My husband and I have three sons together. They are 8, almost 5, and almost 4. I still want to have a little girl of our own. I have thought about someday adopting but I can't shake the idea of having our own. My husband doesn't want any more children, he says he is happy with our boys and done. He wants to get fixed... I can't stand the thought of that. His father got fixed after having five children and lost his entire sexual drive. Well I have told him I am worried about that and he says 1. He isn't his dad, and 2. His mom practically made his dad so his dad was resentful. He says, I won't have you to blame because I want to do this. Well that isn't my real problem with this, it is my excuse. My real reasons are that 1. This is way too final and I want a little girl someday and maybe someday he will want another one as well. 2. No offense to anyone who has had this done but I don't want to be married to someone who is neutered, and I just KNOW my sexual drive is going to be non-existent when it comes to him if he does this. 

I had a dream about him doing this just last night, and one week after he wants sex and I say no, I don't feel well. The dream jumped to two weeks, and I am still saying no. Two months and he is looking to file for divorce and we haven't done anything. Maybe it's just me but it makes me feel like he isn't even a male anymore. I can see this whole thing turning into a divorce or something. 

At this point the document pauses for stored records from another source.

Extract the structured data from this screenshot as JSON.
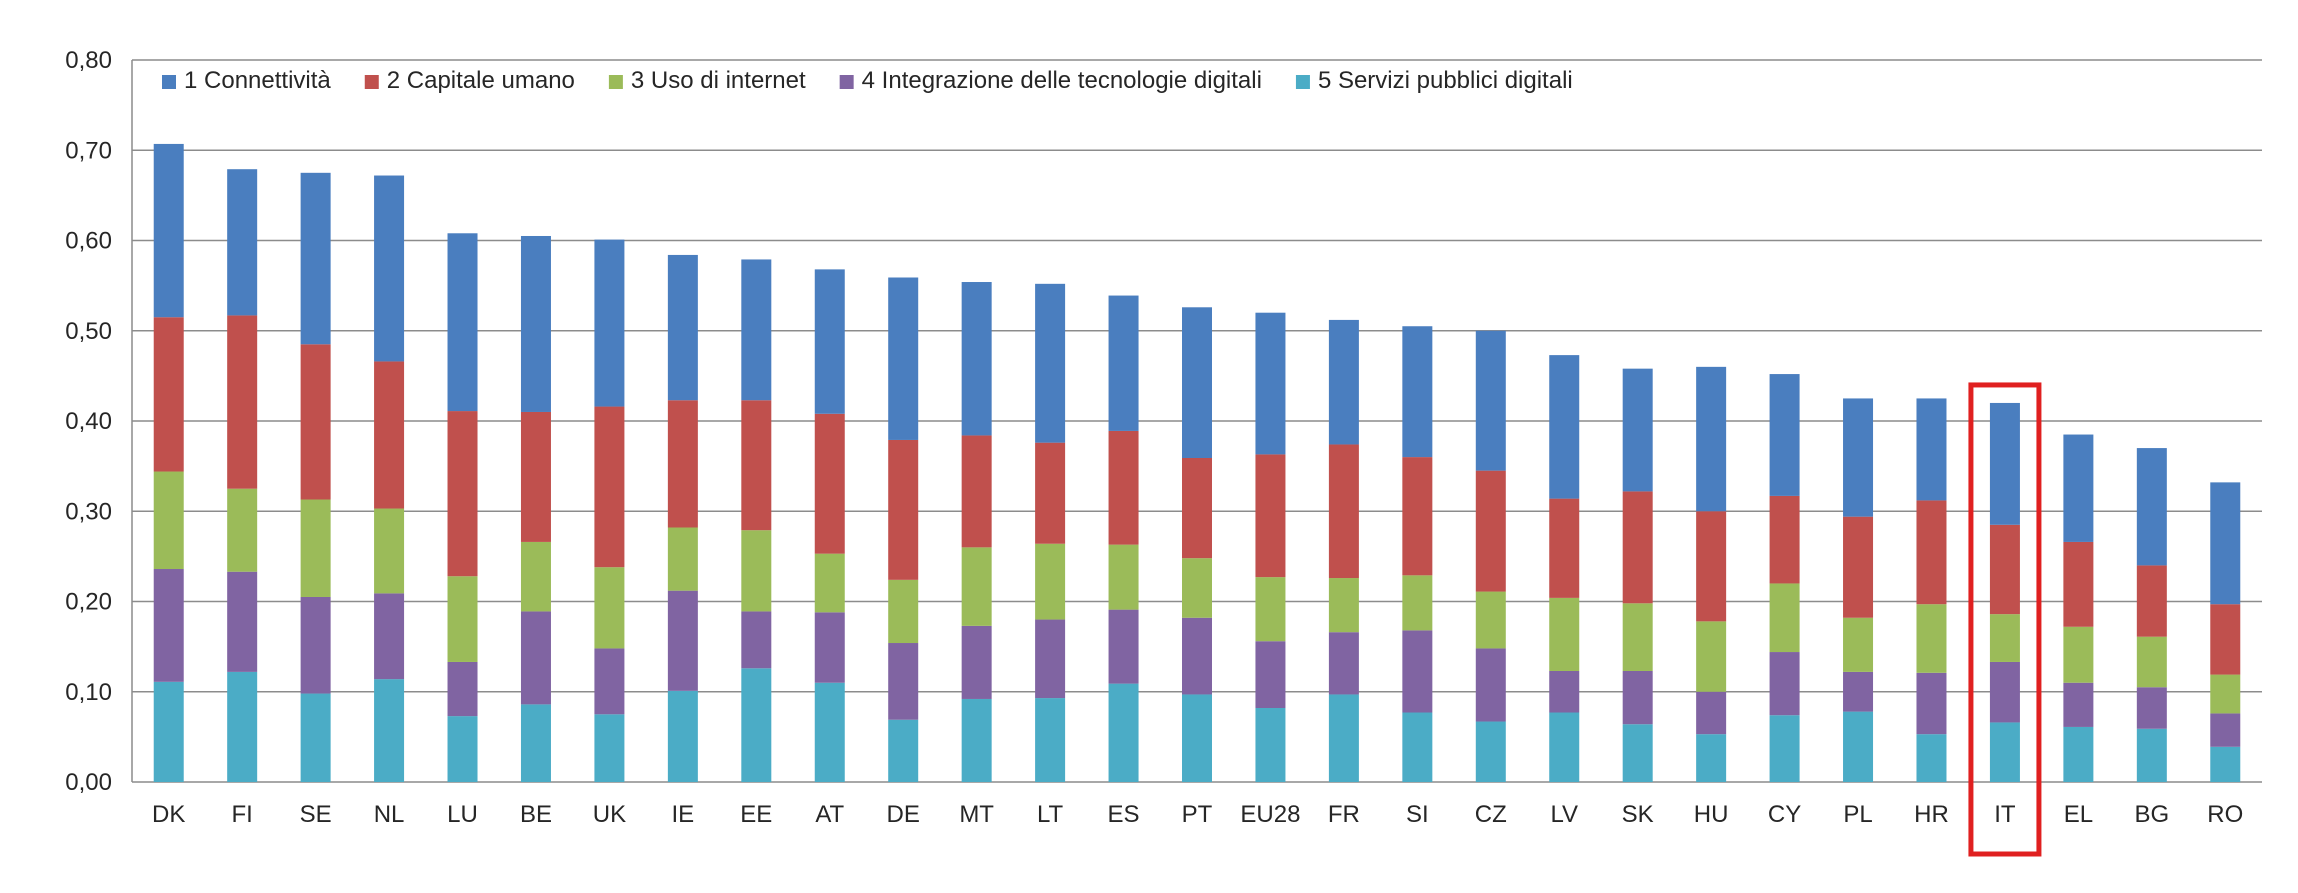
{
  "chart_data": {
    "type": "bar",
    "stacked": true,
    "categories": [
      "DK",
      "FI",
      "SE",
      "NL",
      "LU",
      "BE",
      "UK",
      "IE",
      "EE",
      "AT",
      "DE",
      "MT",
      "LT",
      "ES",
      "PT",
      "EU28",
      "FR",
      "SI",
      "CZ",
      "LV",
      "SK",
      "HU",
      "CY",
      "PL",
      "HR",
      "IT",
      "EL",
      "BG",
      "RO"
    ],
    "series": [
      {
        "name": "1 Connettività",
        "color": "#4a7ebf",
        "values": [
          0.192,
          0.162,
          0.19,
          0.206,
          0.197,
          0.195,
          0.185,
          0.161,
          0.156,
          0.16,
          0.18,
          0.17,
          0.176,
          0.15,
          0.167,
          0.157,
          0.138,
          0.145,
          0.155,
          0.159,
          0.136,
          0.16,
          0.135,
          0.131,
          0.113,
          0.135,
          0.119,
          0.13,
          0.135
        ]
      },
      {
        "name": "2 Capitale umano",
        "color": "#c0504d",
        "values": [
          0.171,
          0.192,
          0.172,
          0.163,
          0.183,
          0.144,
          0.178,
          0.141,
          0.144,
          0.155,
          0.155,
          0.124,
          0.112,
          0.126,
          0.111,
          0.136,
          0.148,
          0.131,
          0.134,
          0.11,
          0.124,
          0.122,
          0.097,
          0.112,
          0.115,
          0.099,
          0.094,
          0.079,
          0.078
        ]
      },
      {
        "name": "3 Uso di internet",
        "color": "#9bbb59",
        "values": [
          0.108,
          0.092,
          0.108,
          0.094,
          0.095,
          0.077,
          0.09,
          0.07,
          0.09,
          0.065,
          0.07,
          0.087,
          0.084,
          0.072,
          0.066,
          0.071,
          0.06,
          0.061,
          0.063,
          0.081,
          0.075,
          0.078,
          0.076,
          0.06,
          0.076,
          0.053,
          0.062,
          0.056,
          0.043
        ]
      },
      {
        "name": "4 Integrazione delle tecnologie digitali",
        "color": "#8064a2",
        "values": [
          0.125,
          0.111,
          0.107,
          0.095,
          0.06,
          0.103,
          0.073,
          0.111,
          0.063,
          0.078,
          0.085,
          0.081,
          0.087,
          0.082,
          0.085,
          0.074,
          0.069,
          0.091,
          0.081,
          0.046,
          0.059,
          0.047,
          0.07,
          0.044,
          0.068,
          0.067,
          0.049,
          0.046,
          0.037
        ]
      },
      {
        "name": "5 Servizi pubblici digitali",
        "color": "#4bacc6",
        "values": [
          0.111,
          0.122,
          0.098,
          0.114,
          0.073,
          0.086,
          0.075,
          0.101,
          0.126,
          0.11,
          0.069,
          0.092,
          0.093,
          0.109,
          0.097,
          0.082,
          0.097,
          0.077,
          0.067,
          0.077,
          0.064,
          0.053,
          0.074,
          0.078,
          0.053,
          0.066,
          0.061,
          0.059,
          0.039
        ]
      }
    ],
    "ylim": [
      0,
      0.8
    ],
    "yticks": [
      "0,00",
      "0,10",
      "0,20",
      "0,30",
      "0,40",
      "0,50",
      "0,60",
      "0,70",
      "0,80"
    ],
    "grid": true,
    "legend_position": "top-left",
    "highlight_category": "IT",
    "highlight_color": "#e02020"
  }
}
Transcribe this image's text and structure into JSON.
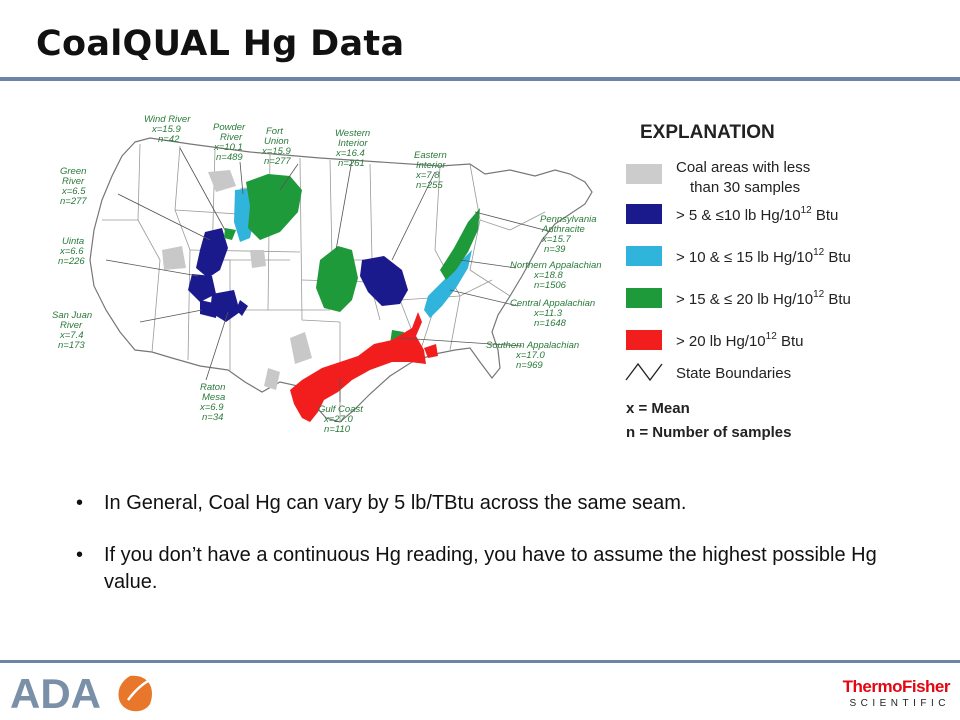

And I want more kids and it makes me feel like he isn't even considering what I want. He said we can adopt. I said I want our own. He said, I can get it reversed if we both feel that way. I reminded him that my father and step-mom have tried to get my dad's reversed without any luck at all. She has finally decided the two of them will not have kids of their own. Ouch! He says now a day this is easier to reverse. I tell him I am on good birth control, the mirena 5 yr. He says those sometimes fail. I am just so frustrated. If he does this, it will break up our marriage. I just know it. And he won't get any sympathy from me while he is icing his area because it hurts so much for a week. He'll be like can you get me a glass of water? And I will be like, I didn't want you to do this in the first place, so NO. Get your own damned glass of water. If he asks for the remote, I would probably be ticked enough to toss it at his crotch. I'm just... I just don't want him to do this.


----------



## Mal74 (Dec 24, 2009)

So it's pretty clear that you want more kids and you feel that he isn't considering your wants. 

Are you considering his?


----------



## Atholk (Jul 25, 2009)

I have multiple contacts with women that lose all sexual interest in their husband after they have a vasectomy. Including those that actively wanted him to get it done. It really is a marriage ender for some people.


----------